Sunday, March 29, 2026

PROTECT H2H: Emboliner vs. Sentinel Embolic Protection Devices in TAVR

The PROTECT H2H trial, presented at ACC.26, is the first head‑to‑head comparison of two embolic‑protection systems used during transcatheter aortic valve replacement (TAVR)

In this multicenter, open‑label trial across 20 sites in Brazil, Germany, and the U.S., 522 patients with severe aortic stenosis were randomized to the investigational Emboliner full‑body filter catheter or the U.S. FDA‑approved Sentinel cerebral‑protection system. 

At 30 days, the composite of all‑cause death, stroke, and acute kidney failure occurred in 4.9% of the Emboliner group versus 5.0% of the Sentinel group, with stroke rates of 2% vs. 2.1%—among the lowest reported in any TAVR‑protection trial.

The Emboliner captured three times as many particles larger than 150 microns and nearly twice as many total debris as Sentinel, with successful placement in 96% of cases versus 87% for Sentinel.

Rates of bleeding, thrombosis, and other procedural adverse events were similar between systems. The authors highlight that the Emboliner’s broader full‑body debris capture raises the hypothesis that blocking embolic material to organs beyond the brain—such as the kidneys, gut, and lower extremities—could further improve TAVR outcomes, as long as the platform remains safe and easy to use. 

Given the short 30‑day follow‑up and limited sample size, the trial was underpowered to detect differences in kidney‑failure risk or very rare events, so longer‑term registries will be key to defining the incremental benefit of more extensive embolic‑protection strategies.


Checklists for the practicing cardiologist

  • Consider embolic‑protection devices (Sentinel or Emboliner‑like platforms) in high‑risk TAVR patients, especially those with prior stroke, atrial fibrillation, or extensive aortic‑calcification, pending full regulatory and guideline adoption.

  • For Emboliner‑type systems, weigh the potential benefit of full‑body debris capture against added catheter‑manipulation complexity, procedural time, and cost, particularly in patients with multiple comorbidities.

  • For Sentinel‑type systems, continue using them as a cerebral‑centric standard of care when available, ensuring proper positioning in the common carotid and subclavian arteries and confirming wire‑safe snare technique.

  • Monitor stroke, acute kidney injury, and major bleeding within 30 days after TAVR, and link these outcomes to registry data to help clarify whether broader embolic‑protection translates into meaningful reductions in non‑cerebral organ injury over time.

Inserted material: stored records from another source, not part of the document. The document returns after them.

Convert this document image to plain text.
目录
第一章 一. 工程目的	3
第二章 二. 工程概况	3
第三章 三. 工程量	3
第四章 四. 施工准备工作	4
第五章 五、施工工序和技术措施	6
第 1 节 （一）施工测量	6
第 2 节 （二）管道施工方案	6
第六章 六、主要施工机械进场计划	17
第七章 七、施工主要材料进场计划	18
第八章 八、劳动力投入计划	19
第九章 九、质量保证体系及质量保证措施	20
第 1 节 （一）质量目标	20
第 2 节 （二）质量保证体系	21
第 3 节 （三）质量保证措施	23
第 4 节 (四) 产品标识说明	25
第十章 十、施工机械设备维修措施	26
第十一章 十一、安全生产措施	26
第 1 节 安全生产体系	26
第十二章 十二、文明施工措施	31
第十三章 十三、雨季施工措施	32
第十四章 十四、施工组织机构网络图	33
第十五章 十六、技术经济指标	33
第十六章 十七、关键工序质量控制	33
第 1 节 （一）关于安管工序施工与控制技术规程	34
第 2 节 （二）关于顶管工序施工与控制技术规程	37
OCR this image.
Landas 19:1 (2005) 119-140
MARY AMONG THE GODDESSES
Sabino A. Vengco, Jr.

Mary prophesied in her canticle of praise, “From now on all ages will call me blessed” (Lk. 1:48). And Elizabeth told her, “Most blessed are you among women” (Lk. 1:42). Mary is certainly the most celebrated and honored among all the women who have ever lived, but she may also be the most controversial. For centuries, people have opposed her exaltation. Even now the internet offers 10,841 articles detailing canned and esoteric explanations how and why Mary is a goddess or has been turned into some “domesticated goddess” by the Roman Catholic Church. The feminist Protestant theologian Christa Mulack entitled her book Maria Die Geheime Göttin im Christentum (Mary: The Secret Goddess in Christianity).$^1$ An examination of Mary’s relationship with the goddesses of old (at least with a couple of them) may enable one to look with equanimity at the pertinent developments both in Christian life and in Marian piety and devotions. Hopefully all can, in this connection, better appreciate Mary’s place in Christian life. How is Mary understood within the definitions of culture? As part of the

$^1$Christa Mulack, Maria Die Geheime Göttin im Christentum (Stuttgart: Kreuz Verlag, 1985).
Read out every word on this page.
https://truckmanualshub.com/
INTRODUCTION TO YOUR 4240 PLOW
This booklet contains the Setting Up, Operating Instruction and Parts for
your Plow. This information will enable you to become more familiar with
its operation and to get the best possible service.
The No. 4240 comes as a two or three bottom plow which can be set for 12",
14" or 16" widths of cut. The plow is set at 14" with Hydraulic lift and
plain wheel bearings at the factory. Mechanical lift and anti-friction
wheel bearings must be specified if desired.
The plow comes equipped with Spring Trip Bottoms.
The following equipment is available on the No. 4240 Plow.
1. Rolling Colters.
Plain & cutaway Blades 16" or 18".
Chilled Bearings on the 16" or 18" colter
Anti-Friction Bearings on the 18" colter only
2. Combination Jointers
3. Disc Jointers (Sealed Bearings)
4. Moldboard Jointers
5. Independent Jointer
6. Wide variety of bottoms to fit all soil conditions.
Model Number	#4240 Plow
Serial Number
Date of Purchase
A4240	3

  • In multidisciplinary TAVR meetings, balance anatomical risk factors (calcified aortic arch, porcelain aorta, peripheral‑vessel disease) and patient‑specific factors (frailty, anticoagulation status, prior embolic events) when deciding which, if any, embolic‑protection strategy to deploy, and remain vigilant for future outcomes‑driven guidance from extended follow‑up and real‑world registries.